Eleştirebilmeli tabi ki insan özgürce ama küfürlere başvurmadan, incitmeden,
kırmadan…
Planladığımdan uzun bir girişle
başladım yine, ama ben işte tam da hayatın bu yönünü seviyorum galiba. Olağan
akıştaki küçük hikayeler… İki insanın
tanışma hikayesi, bir kitapla tanışma, küçük bir olayın arkasındaki kocaman
tesadüfler, düşündüren replikler… Hızla
akıp giden hayatta yakalayabildiğimiz, içimizi kıpırdatan, belki de hayatımızı
değiştiren anlar…
Ahmet Büke’nin öyküleriyle ben de
böyle tanıştım işte. Tesadüfen aldığım bir dergide tesadüfen ilgi duyduğum bir
eleştiri yazısıyla… İlk önce “Çiğdem Külahı” adlı kitabını aldım sonra da tüm
kitaplarını… Kısa ve keskin hikayeler yazıyor Ahmet Büke.

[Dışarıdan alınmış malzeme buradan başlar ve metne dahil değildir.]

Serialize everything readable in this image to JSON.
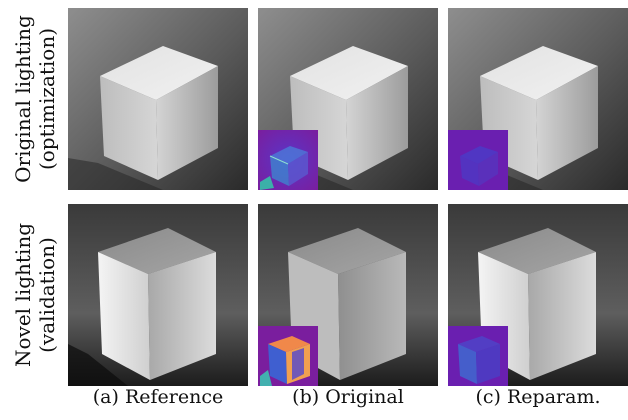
{
  "rows": [
    {
      "line1": "Original lighting",
      "line2": "(optimization)"
    },
    {
      "line1": "Novel lighting",
      "line2": "(validation)"
    }
  ],
  "captions": {
    "reference": "(a) Reference",
    "original": "(b) Original",
    "reparam": "(c) Reparam."
  },
  "colors": {
    "background": "#ffffff",
    "text": "#111111",
    "error_map_base": "#6a1fb0",
    "error_map_high": "#f0884a"
  }
}
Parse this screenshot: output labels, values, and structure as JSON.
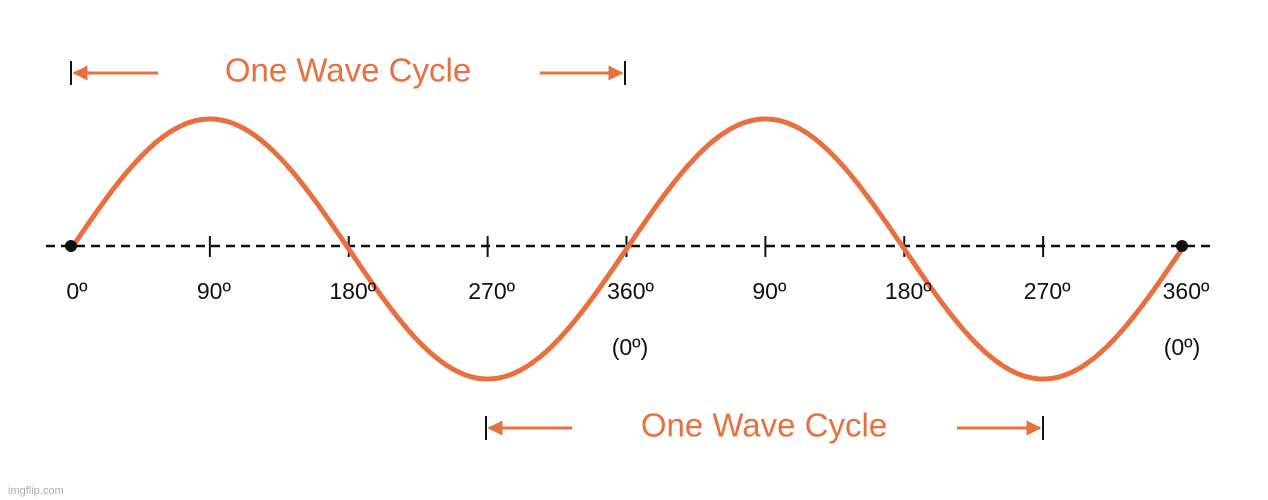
{
  "top_cycle": {
    "label": "One Wave Cycle"
  },
  "bottom_cycle": {
    "label": "One Wave Cycle"
  },
  "tick_labels": [
    "0º",
    "90º",
    "180º",
    "270º",
    "360º",
    "90º",
    "180º",
    "270º",
    "360º"
  ],
  "sub_labels": [
    "(0º)",
    "(0º)"
  ],
  "watermark": "imgflip.com"
}
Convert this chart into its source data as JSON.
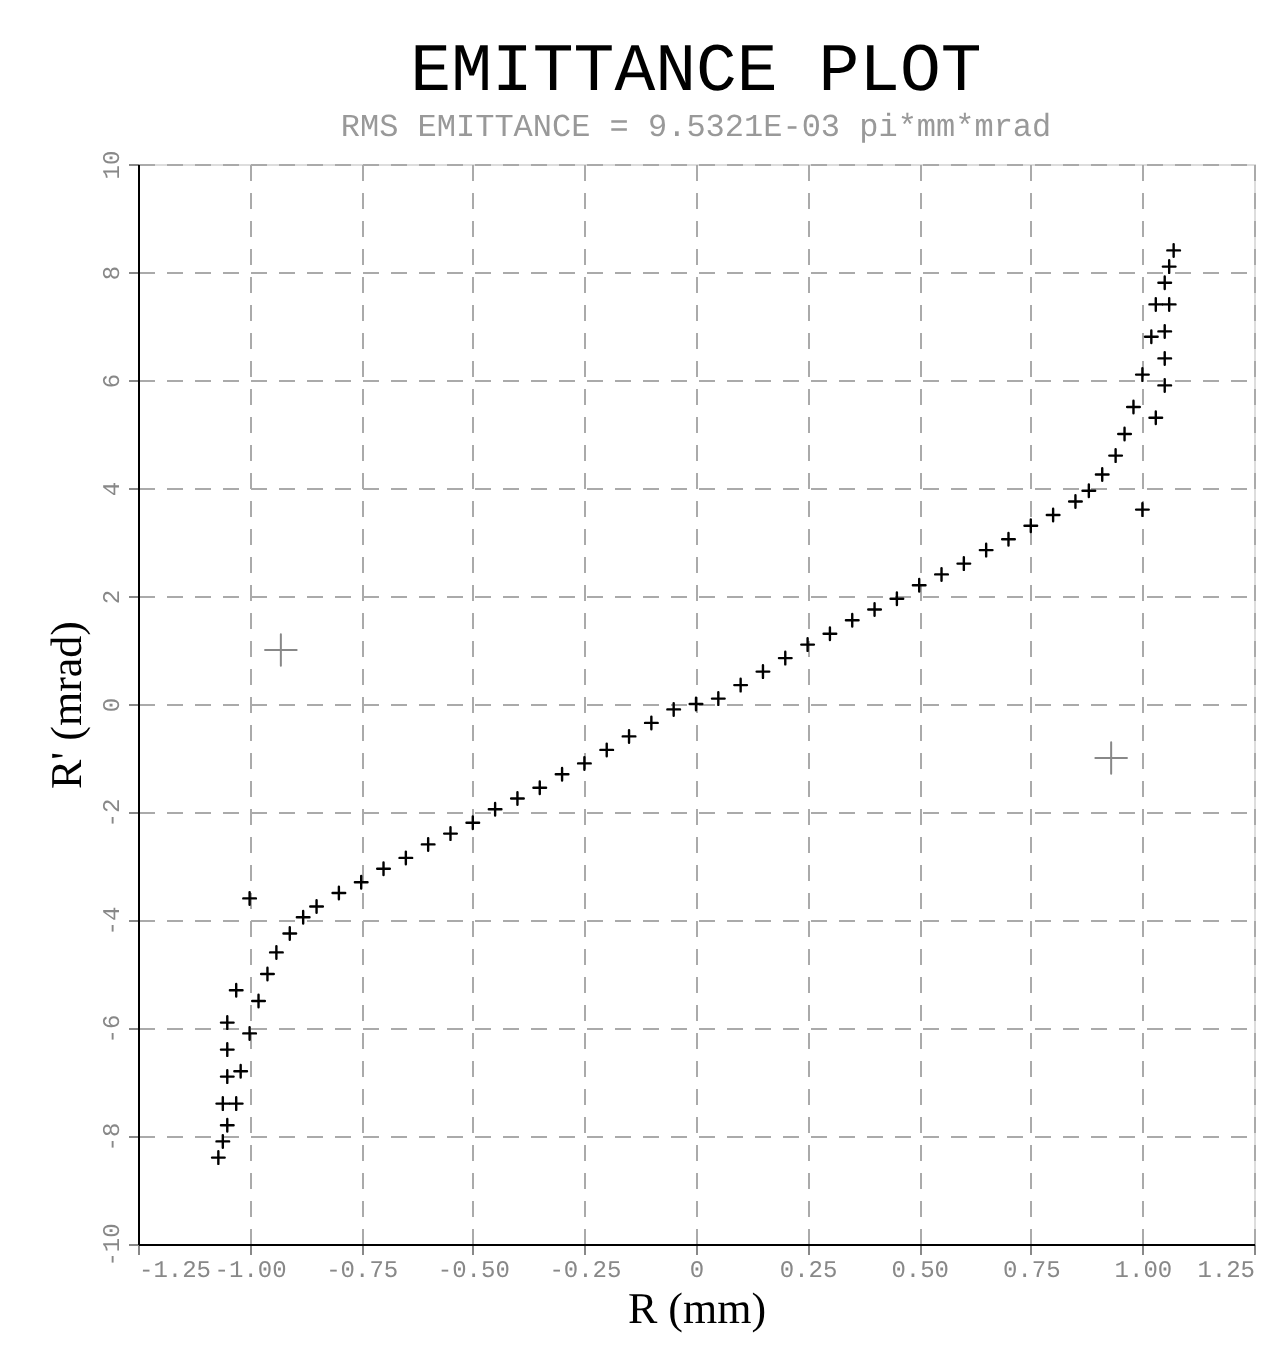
{
  "chart_data": {
    "type": "scatter",
    "title": "EMITTANCE PLOT",
    "subtitle": "RMS EMITTANCE =  9.5321E-03 pi*mm*mrad",
    "xlabel": "R  (mm)",
    "ylabel": "R' (mrad)",
    "xlim": [
      -1.25,
      1.25
    ],
    "ylim": [
      -10,
      10
    ],
    "xticks": [
      {
        "value": -1.25,
        "label": "-1.25"
      },
      {
        "value": -1,
        "label": "-1.00"
      },
      {
        "value": -0.75,
        "label": "-0.75"
      },
      {
        "value": -0.5,
        "label": "-0.50"
      },
      {
        "value": -0.25,
        "label": "-0.25"
      },
      0,
      {
        "value": 0.25,
        "label": "0.25"
      },
      {
        "value": 0.5,
        "label": "0.50"
      },
      {
        "value": 0.75,
        "label": "0.75"
      },
      {
        "value": 1,
        "label": "1.00"
      },
      {
        "value": 1.25,
        "label": "1.25"
      }
    ],
    "yticks": [
      -10,
      -8,
      -6,
      -4,
      -2,
      0,
      2,
      4,
      6,
      8,
      10
    ],
    "grid": true,
    "marker": "cross",
    "series": [
      {
        "color": "#000000",
        "x": [
          -1.07,
          -1.06,
          -1.05,
          -1.03,
          -1.02,
          -1.0,
          -0.98,
          -0.96,
          -0.94,
          -0.91,
          -0.88,
          -0.85,
          -0.8,
          -0.75,
          -0.7,
          -0.65,
          -0.6,
          -0.55,
          -0.5,
          -0.45,
          -0.4,
          -0.35,
          -0.3,
          -0.25,
          -0.2,
          -0.15,
          -0.1,
          -0.05,
          0.0,
          0.05,
          0.1,
          0.15,
          0.2,
          0.25,
          0.3,
          0.35,
          0.4,
          0.45,
          0.5,
          0.55,
          0.6,
          0.65,
          0.7,
          0.75,
          0.8,
          0.85,
          0.88,
          0.91,
          0.94,
          0.96,
          0.98,
          1.0,
          1.02,
          1.03,
          1.05,
          1.06,
          1.07,
          -1.03,
          -1.0,
          -1.05,
          -1.05,
          -1.05,
          -1.06,
          1.03,
          1.0,
          1.05,
          1.05,
          1.05,
          1.06
        ],
        "values": [
          -8.4,
          -8.1,
          -7.8,
          -7.4,
          -6.8,
          -6.1,
          -5.5,
          -5.0,
          -4.6,
          -4.25,
          -3.95,
          -3.75,
          -3.5,
          -3.3,
          -3.05,
          -2.85,
          -2.6,
          -2.4,
          -2.2,
          -1.95,
          -1.75,
          -1.55,
          -1.3,
          -1.1,
          -0.85,
          -0.6,
          -0.35,
          -0.1,
          0.0,
          0.1,
          0.35,
          0.6,
          0.85,
          1.1,
          1.3,
          1.55,
          1.75,
          1.95,
          2.2,
          2.4,
          2.6,
          2.85,
          3.05,
          3.3,
          3.5,
          3.75,
          3.95,
          4.25,
          4.6,
          5.0,
          5.5,
          6.1,
          6.8,
          7.4,
          7.8,
          8.1,
          8.4,
          -5.3,
          -3.6,
          -5.9,
          -6.4,
          -6.9,
          -7.4,
          5.3,
          3.6,
          5.9,
          6.4,
          6.9,
          7.4
        ]
      },
      {
        "color": "#888888",
        "x": [
          -0.93,
          0.93
        ],
        "values": [
          1,
          -1
        ]
      }
    ]
  }
}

Hayatla bir kavgası
varmış hissi uyandırıyor ama bir yandan da özümsemiş hayatı, dikkatle
gözlemlemiş, içine sindirmiş... Hızla akıyor hikayeler, bir sonrakini , sonra
da diğerini okumak istiyorsunuz… Ben
öykü seviyorum, anlıyorum bir kez daha, kısa ve öz, küçük bir anı anlatan
hikayeleri seviyorum… Elbet romanlar da
güzel ama hikayelerin ayrı bir tadı var, çok yoğun ve doyurucu… Hele Ahmet Büke
gibi bir yazardan çıktıysa çok çarpıcı, çok düşündürücü…
Yazmak daha bir zor oluyor onun
hikayelerini okuduktan sonra, beğenemiyorsun kolay kolay… O kadar güçlü ki anlatımı, söylemek
istediklerinin fotoğrafını çekip de önüne koyuyor adeta, ya da karakterlerin
duygularını enjekte ediyor kanına…
Uyarmadan bitirmek istemem; Ahmet Büke’nin hikayeleri ile yeni tanışacaksanız
sarsılacaksınız, rahatsız olacaksınız anlatımının çıplaklığı karşısında, bir
duygudan diğerine savrulacaksınız ama düşüneceksiniz de, sorgulayacaksınız
hayatı ve mutlaka tanıdık bir şeyler yakalayacaksınız bu keskin dilde…
08.10.2013
Not: Forextraview Dergisinin 13. sayısında yayınlanmıştır.
Not: Forextraview Dergisinin 13. sayısında yayınlanmıştır.